Arquitetura para encher os olhos e promover a dignidade

Em entrevista, Ruy Ohtake fala sobre seu engajamento ao projeto “Brasil 2022: o País que queremos”, para o qual criou uma logomarca, e aborda os desafios e possibilidades estéticas e de cidadania da arquitetura.

No próximo dia 1º de julho, durante a 9ª Jornada Brasil Inteligente, o arquiteto Ruy Ohtake apresenta a logomarca que criou para o projeto “Brasil 2022: o País que queremos”. O engajamento à iniciativa da CNTU converge com uma trajetória de mais de 50 anos de carreira, desde a formação em 1960 na Faculdade de Arquitetura e Urbanismo da Universidade de São Paulo (FAU-USP), na qual vem cumprindo o desafio de aliar estética à cidadania e coloca o talento e a criatividade a serviço do bem-estar humano.  “A arquitetura tem que encher os olhos da cidade. Tem que conseguir de alguma forma magnetizá-la e tem que mostrar o seu tempo. E pode ajudar a se ter uma cidade mais igualitária”, resume ele.

Uma das grandes intervenções de Ohtake nesse sentido é o projeto do Condomínio Residencial de Heliópolis, como ele fez questão de batizá-lo no lugar do tradicional “conjunto habitacional” utilizado para moradias populares – ou os Redondinhos, como foram apelidados pelos moradores os prédios circulares criados pelo arquiteto. Localizado na comunidade de 190 mil pessoas na Zona Sul da Capital paulista, o empreendimento abrigou 400 famílias nas duas primeiras etapas e receberá mais 400 quando estiver pronta a terceira. Selecionados entre os que viviam nas áreas de maior risco, às margens dos córregos poluídos que cortam o bairro, e os que estavam na comunidade há mais tempo, os felizes habitantes dos Redondinhos aprovaram o projeto. Até porque participaram da sua concepção desde o início, conforme contou o arquiteto em entrevista ao portal da CNTU.
 
Na conversa, Ohtake falou ainda sobre a participação na Art Basel, em 16 de junho, quando fez uma palestra sobre criatividade e tecnologia aplicada à arquitetura, dando exemplos de obras como o Pavilhão do Menino Pescador, localizado em Ubatatuba, no litoral paulista, o Hotel Unique, em São Paulo, e o Aquário do Pantanal, em Campo Grande. Essas estão numa lista extensa de realizações, que, entre outras, incluem o Centro de Memória e Cultura USP Leste; o Hotel Renaissance, a  Embaixada do Brasil em Tóquio, Japão; o Hotel Golden Tulip Brasília Alvorada, na Capital Federal; e o Centro Cultural de Jacareí (SP).

Um retrospecto de “quatro décadas de carreira, mais o período 2008 a 2015”, pode ser conferido no livro Ruy Ohtake – Arquitetura e Design, a ser lançado no dia 4 de julho, no Instituto Tomie Ohtake, em São Paulo.

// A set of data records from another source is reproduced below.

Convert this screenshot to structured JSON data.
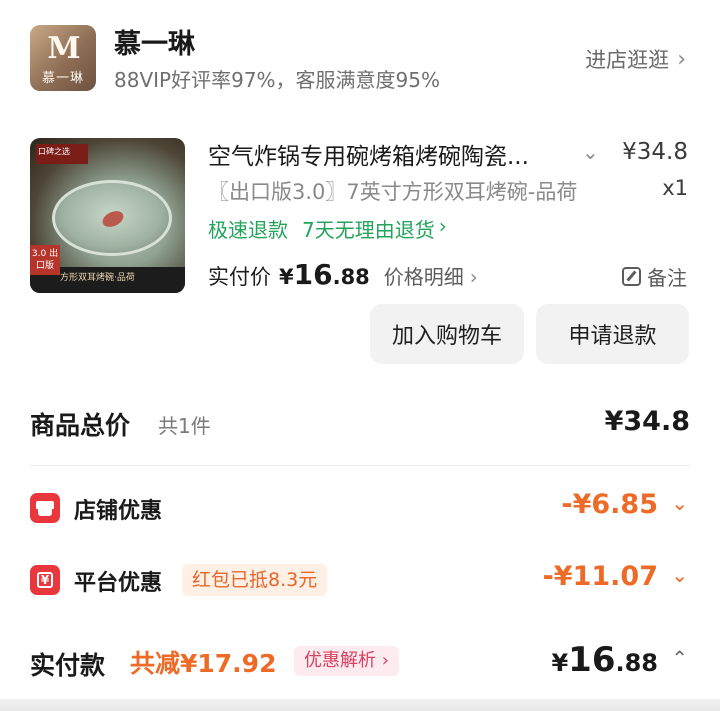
{
  "store": {
    "logo_letter": "M",
    "logo_text": "慕一琳",
    "name": "慕一琳",
    "rating": "88VIP好评率97%，客服满意度95%",
    "enter_label": "进店逛逛",
    "chevron": "›"
  },
  "product": {
    "image_badge": "3.0 出口版",
    "image_caption": "方形双耳烤碗·品荷",
    "image_tag": "口碑之选",
    "title": "空气炸锅专用碗烤箱烤碗陶瓷...",
    "price": "¥34.8",
    "spec": "〖出口版3.0〗7英寸方形双耳烤碗-品荷",
    "quantity": "x1",
    "service_fast_refund": "极速退款",
    "service_return": "7天无理由退货",
    "paid_label": "实付价",
    "paid_yen": "¥",
    "paid_int": "16",
    "paid_dec": ".88",
    "price_detail_label": "价格明细",
    "remark_label": "备注",
    "add_cart_label": "加入购物车",
    "refund_label": "申请退款"
  },
  "summary": {
    "total_label": "商品总价",
    "total_count": "共1件",
    "total_value": "¥34.8",
    "shop_discount_label": "店铺优惠",
    "shop_discount_value": "-¥6.85",
    "platform_discount_label": "平台优惠",
    "red_packet_label": "红包已抵8.3元",
    "platform_discount_value": "-¥11.07",
    "pay_label": "实付款",
    "pay_saved": "共减¥17.92",
    "pay_analysis": "优惠解析 ›",
    "pay_yen": "¥",
    "pay_int": "16",
    "pay_dec": ".88"
  },
  "icons": {
    "chevron_down": "⌄",
    "chevron_up": "⌃",
    "chevron_right": "›",
    "shop": "shop-icon",
    "ticket": "ticket-icon",
    "edit": "edit-icon"
  },
  "colors": {
    "green": "#23a35b",
    "orange": "#ed6b26",
    "red_icon": "#e8373d",
    "button_bg": "#f2f2f2"
  }
}
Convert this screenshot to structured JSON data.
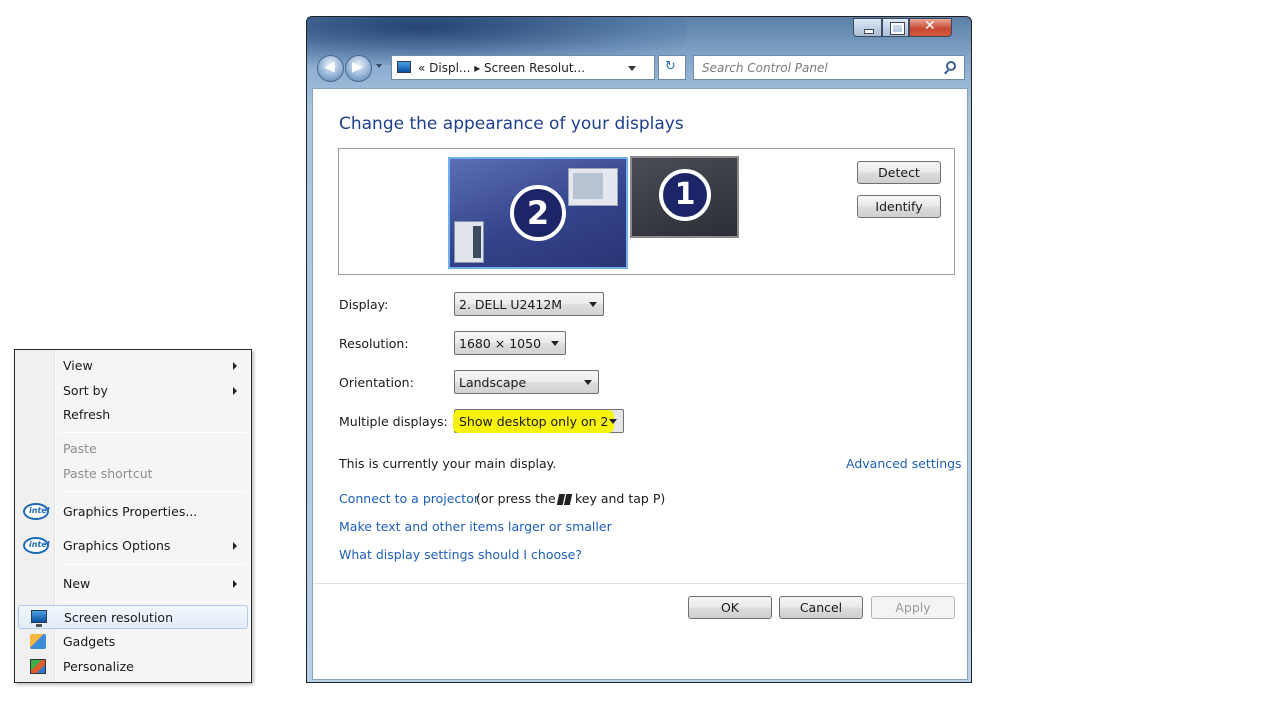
{
  "context_menu": {
    "items": [
      {
        "label": "View"
      },
      {
        "label": "Sort by"
      },
      {
        "label": "Refresh"
      },
      {
        "label": "Paste"
      },
      {
        "label": "Paste shortcut"
      },
      {
        "label": "Graphics Properties..."
      },
      {
        "label": "Graphics Options"
      },
      {
        "label": "New"
      },
      {
        "label": "Screen resolution"
      },
      {
        "label": "Gadgets"
      },
      {
        "label": "Personalize"
      }
    ],
    "intel_icon_text": "intel"
  },
  "window": {
    "controls": {
      "close_glyph": "✕"
    },
    "nav": {
      "back_glyph": "◀",
      "forward_glyph": "▶"
    },
    "address": {
      "crumbs": "«  Displ...  ▸  Screen Resolut..."
    },
    "refresh_glyph": "↻",
    "search": {
      "placeholder": "Search Control Panel"
    },
    "title": "Change the appearance of your displays",
    "monitors": [
      {
        "number": "2"
      },
      {
        "number": "1"
      }
    ],
    "buttons": {
      "detect": "Detect",
      "identify": "Identify"
    },
    "settings": {
      "display_label": "Display:",
      "display_value": "2. DELL U2412M",
      "resolution_label": "Resolution:",
      "resolution_value": "1680 × 1050",
      "orientation_label": "Orientation:",
      "orientation_value": "Landscape",
      "multiple_label": "Multiple displays:",
      "multiple_value": "Show desktop only on 2"
    },
    "main_display_text": "This is currently your main display.",
    "advanced_link": "Advanced settings",
    "links": {
      "projector": "Connect to a projector",
      "projector_suffix_1": "(or press the",
      "projector_suffix_2": "key and tap P)",
      "text_size": "Make text and other items larger or smaller",
      "which_settings": "What display settings should I choose?"
    },
    "dialog_buttons": {
      "ok": "OK",
      "cancel": "Cancel",
      "apply": "Apply"
    }
  }
}
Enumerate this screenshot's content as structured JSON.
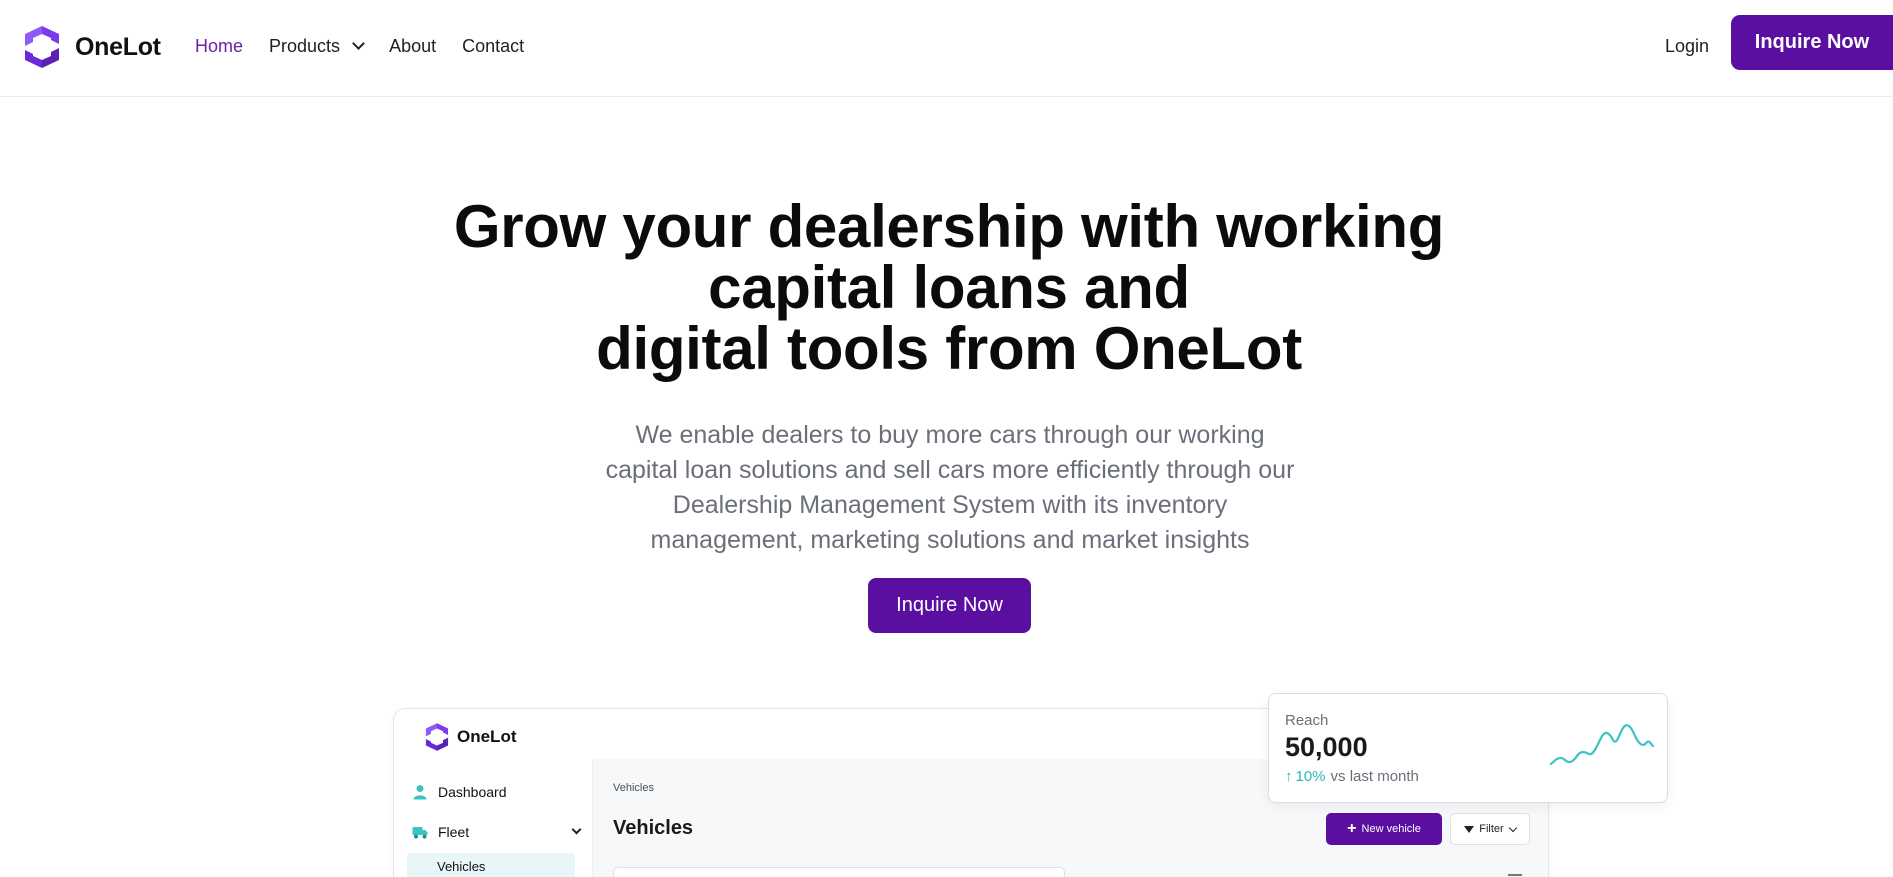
{
  "brand": {
    "name": "OneLot",
    "accent": "#5b0fa0",
    "link_active": "#6b21a8"
  },
  "nav": {
    "links": [
      "Home",
      "Products",
      "About",
      "Contact"
    ],
    "login": "Login",
    "cta": "Inquire Now"
  },
  "hero": {
    "title_lines": [
      "Grow your dealership with working",
      "capital loans and",
      "digital tools from OneLot"
    ],
    "subtitle_lines": [
      "We enable dealers to buy more cars through our working",
      "capital loan solutions and sell cars more efficiently through our",
      "Dealership Management System with its inventory",
      "management, marketing solutions and market insights"
    ],
    "cta": "Inquire Now"
  },
  "app_preview": {
    "logo": "OneLot",
    "sidebar": [
      {
        "label": "Dashboard",
        "icon": "user-icon"
      },
      {
        "label": "Fleet",
        "icon": "truck-icon"
      },
      {
        "label": "Vehicles",
        "icon": ""
      }
    ],
    "breadcrumb": "Vehicles",
    "page_title": "Vehicles",
    "new_vehicle": "New vehicle",
    "filter": "Filter"
  },
  "reach_card": {
    "label": "Reach",
    "value": "50,000",
    "delta_pct": "10%",
    "delta_text": "vs last month",
    "trend_color": "#2bb7b3"
  }
}
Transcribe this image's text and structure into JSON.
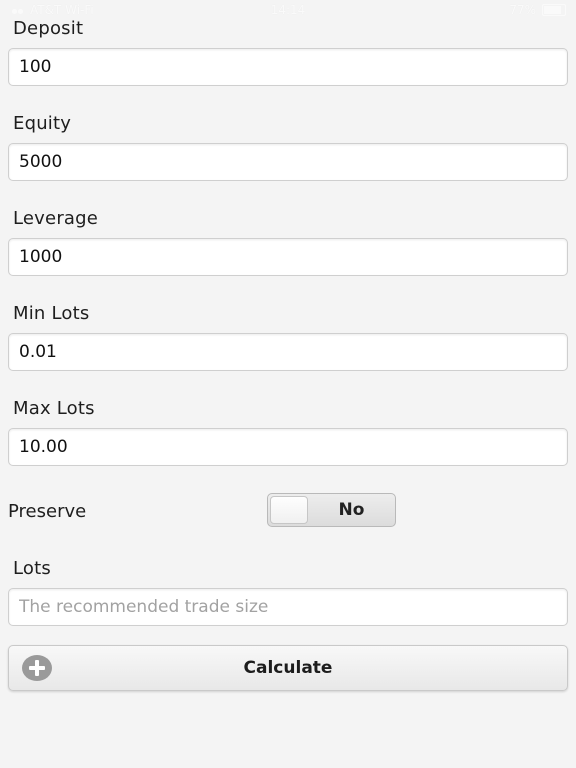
{
  "status_bar": {
    "carrier": "AT&T Wi-Fi",
    "time": "14:14",
    "battery": "77%"
  },
  "form": {
    "deposit": {
      "label": "Deposit",
      "value": "100"
    },
    "equity": {
      "label": "Equity",
      "value": "5000"
    },
    "leverage": {
      "label": "Leverage",
      "value": "1000"
    },
    "min_lots": {
      "label": "Min Lots",
      "value": "0.01"
    },
    "max_lots": {
      "label": "Max Lots",
      "value": "10.00"
    },
    "preserve": {
      "label": "Preserve",
      "state": "No"
    },
    "lots": {
      "label": "Lots",
      "value": "",
      "placeholder": "The recommended trade size"
    }
  },
  "calculate_button": {
    "label": "Calculate",
    "icon": "plus-circle-icon"
  },
  "colors": {
    "background": "#f4f4f4",
    "field_background": "#ffffff",
    "icon_gray": "#9a9a9a"
  }
}
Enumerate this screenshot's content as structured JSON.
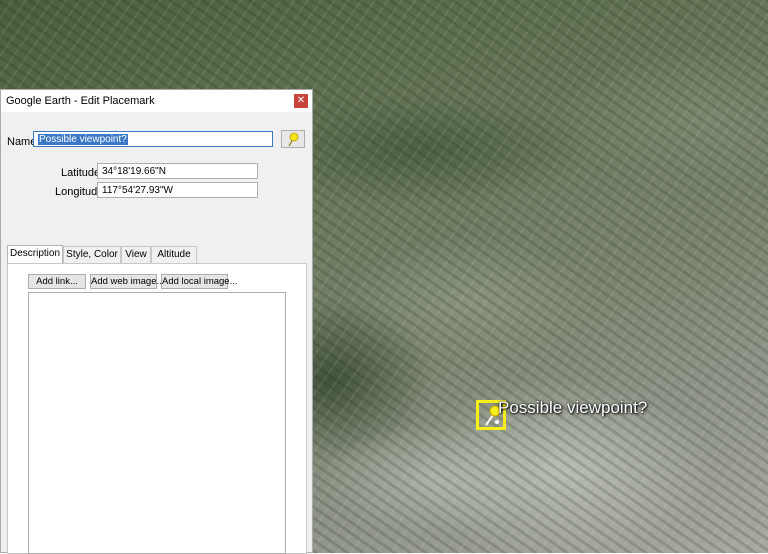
{
  "map": {
    "placemark_label": "Possible viewpoint?",
    "placemark_color": "#f7ef1a"
  },
  "dialog": {
    "title": "Google Earth - Edit Placemark",
    "close_icon": "close-icon",
    "name_label": "Name:",
    "name_value": "Possible viewpoint?",
    "pin_icon": "yellow-pushpin-icon",
    "latitude_label": "Latitude:",
    "latitude_value": "34°18'19.66\"N",
    "longitude_label": "Longitude:",
    "longitude_value": "117°54'27.93\"W",
    "tabs": [
      {
        "label": "Description",
        "active": true
      },
      {
        "label": "Style, Color",
        "active": false
      },
      {
        "label": "View",
        "active": false
      },
      {
        "label": "Altitude",
        "active": false
      }
    ],
    "buttons": {
      "add_link": "Add link...",
      "add_web_image": "Add web image...",
      "add_local_image": "Add local image..."
    },
    "description_value": ""
  }
}
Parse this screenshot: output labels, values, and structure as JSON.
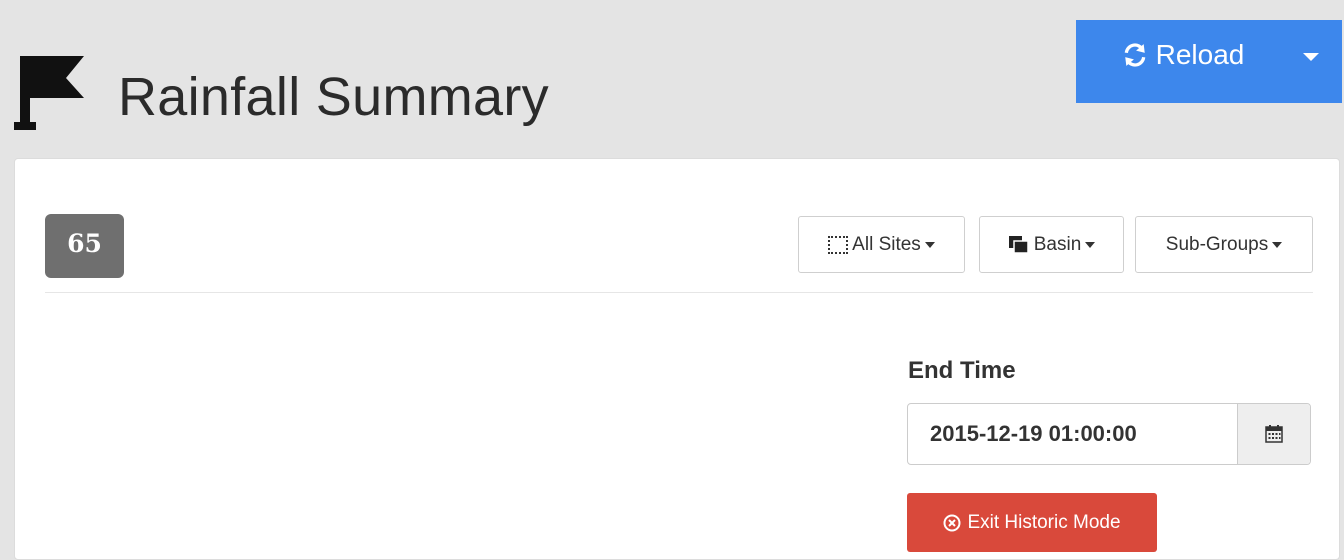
{
  "header": {
    "title": "Rainfall Summary",
    "title_icon": "flag-icon",
    "reload": {
      "label": "Reload",
      "icon": "refresh-icon",
      "caret_icon": "chevron-down-icon"
    }
  },
  "panel": {
    "count_badge": "65",
    "filters": [
      {
        "label": "All Sites",
        "icon": "selection-icon"
      },
      {
        "label": "Basin",
        "icon": "clone-icon"
      },
      {
        "label": "Sub-Groups",
        "icon": ""
      }
    ],
    "end_time": {
      "label": "End Time",
      "value": "2015-12-19 01:00:00",
      "icon": "calendar-icon"
    },
    "exit_button": {
      "label": "Exit Historic Mode",
      "icon": "close-circle-icon"
    }
  },
  "colors": {
    "primary": "#3d87ec",
    "danger": "#d9493b",
    "badge": "#6f6f6f",
    "background": "#e4e4e4"
  }
}
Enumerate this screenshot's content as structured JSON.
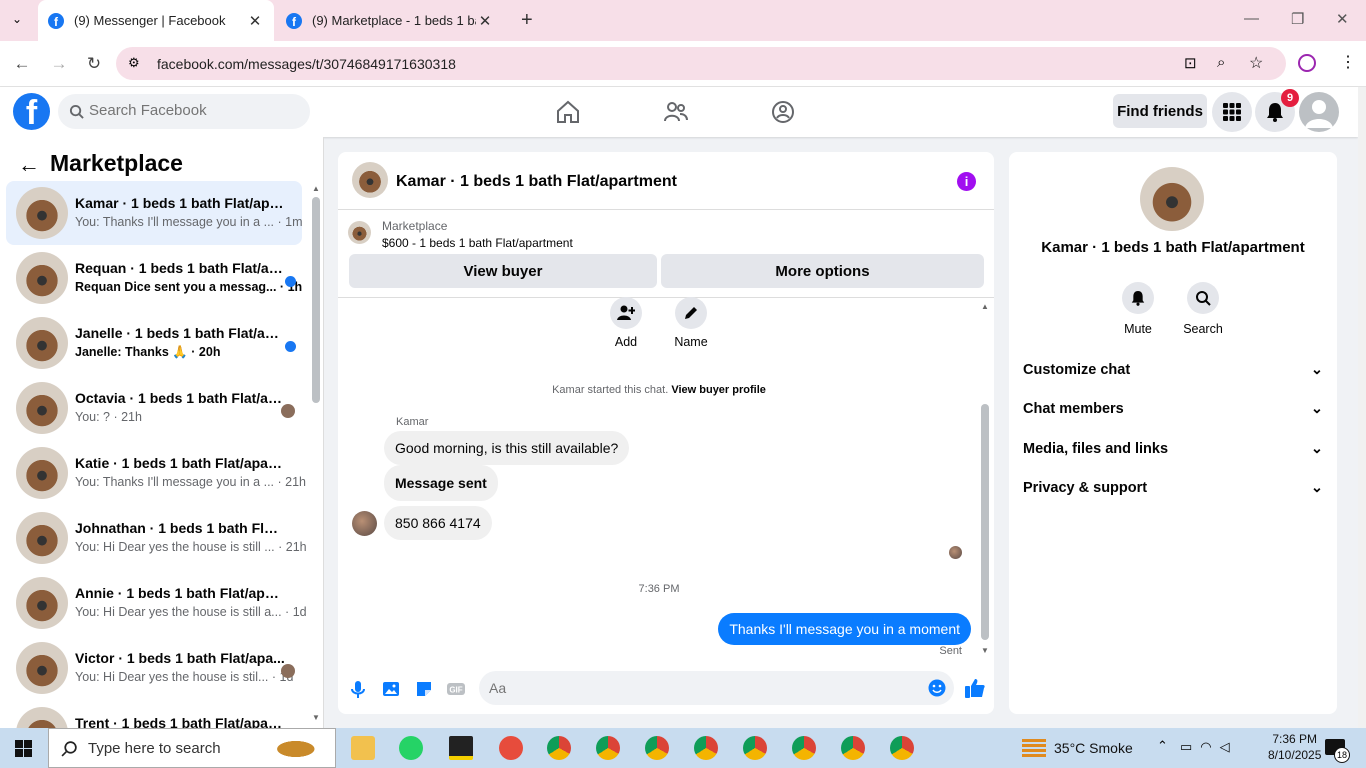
{
  "browser": {
    "tabs": [
      {
        "title": "(9) Messenger | Facebook"
      },
      {
        "title": "(9) Marketplace - 1 beds 1 bath"
      }
    ],
    "url": "facebook.com/messages/t/30746849171630318"
  },
  "fb": {
    "search_placeholder": "Search Facebook",
    "find_friends": "Find friends",
    "notif_count": "9"
  },
  "sidebar": {
    "title": "Marketplace",
    "conversations": [
      {
        "name": "Kamar · 1 beds 1 bath Flat/apart...",
        "preview": "You: Thanks I'll message you in a ... · 1m",
        "unread": false,
        "selected": true
      },
      {
        "name": "Requan · 1 beds 1 bath Flat/ap...",
        "preview": "Requan Dice sent you a messag... · 1h",
        "unread": true
      },
      {
        "name": "Janelle · 1 beds 1 bath Flat/apa...",
        "preview": "Janelle: Thanks 🙏 · 20h",
        "unread": true
      },
      {
        "name": "Octavia · 1 beds 1 bath Flat/ap...",
        "preview": "You: ? · 21h",
        "unread": false
      },
      {
        "name": "Katie · 1 beds 1 bath Flat/apartm...",
        "preview": "You: Thanks I'll message you in a ... · 21h",
        "unread": false
      },
      {
        "name": "Johnathan · 1 beds 1 bath Flat/a...",
        "preview": "You: Hi Dear yes the house is still ... · 21h",
        "unread": false
      },
      {
        "name": "Annie · 1 beds 1 bath Flat/apart...",
        "preview": "You: Hi Dear yes the house is still a... · 1d",
        "unread": false
      },
      {
        "name": "Victor · 1 beds 1 bath Flat/apa...",
        "preview": "You: Hi Dear yes the house is stil... · 1d",
        "unread": false
      },
      {
        "name": "Trent · 1 beds 1 bath Flat/apartm...",
        "preview": "",
        "unread": false
      }
    ]
  },
  "chat": {
    "title": "Kamar · 1 beds 1 bath Flat/apartment",
    "marketplace_label": "Marketplace",
    "listing": "$600 - 1 beds 1 bath Flat/apartment",
    "view_buyer": "View buyer",
    "more_options": "More options",
    "add_label": "Add",
    "name_label": "Name",
    "started_text": "Kamar started this chat.",
    "view_profile": "View buyer profile",
    "sender": "Kamar",
    "messages": [
      "Good morning, is this still available?",
      "Message sent",
      "850 866 4174"
    ],
    "timestamp": "7:36 PM",
    "my_message": "Thanks I'll message you in a moment",
    "sent_status": "Sent",
    "composer_placeholder": "Aa"
  },
  "details": {
    "name": "Kamar · 1 beds 1 bath Flat/apartment",
    "mute": "Mute",
    "search": "Search",
    "sections": [
      "Customize chat",
      "Chat members",
      "Media, files and links",
      "Privacy & support"
    ]
  },
  "taskbar": {
    "search_placeholder": "Type here to search",
    "weather": "35°C  Smoke",
    "time": "7:36 PM",
    "date": "8/10/2025",
    "notif": "18"
  }
}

O que o senhor achou do convite para criar a logomarca do projeto “Brasil 2022: o País que queremos”?
Há dois anos, estive no Seesp (Sindicato dos Engenheiros no Estado de São Paulo) numa reunião, cuja pauta era a discussão de alguns itens importantes para os engenheiros e para o desenvolvimento do Brasil. No ano passado, fui premiado pelo sindicato (prêmio Personalidade da Tecnologia em Desenvolvimento Urbano). Eu me propus, dentro do programa que o sindicato tem de aperfeiçoamento profissional, a fazer algumas palestras. Me propus a isso diante do entusiasmo que vi lá, não só da diretoria, mas do auditório lotado naquela noite. Acho que nós, com um pouco mais de anos de trabalho, temos obrigação profissional e de cidadão de discutir com os mais novos, todas essas questões que o sindicato levanta. A programação que o sindicato faz para o seus profissionais, é muito importante. Se todos tivessem o mesmo entusiasmo e as mesmas proposições, seria um intercâmbio importante para a formação, cada vez mais ligando o trabalho de todos nós aos propósitos do Brasil. Foi por isso que quando o Allen (Habert, diretor da CNTU) me convidou para fazer a logomarca, eu aceitei de muito bom grado e com muito entusiasmo. É um desafio um pouco diferente do que estou habituado com projetos de arquitetura ou de urbanismo, mas busquei fazer uma síntese. Apresentei três estudos e resolveu-se pegar duas das alternativas e fundi-las. Será apresentada na sexta-feira.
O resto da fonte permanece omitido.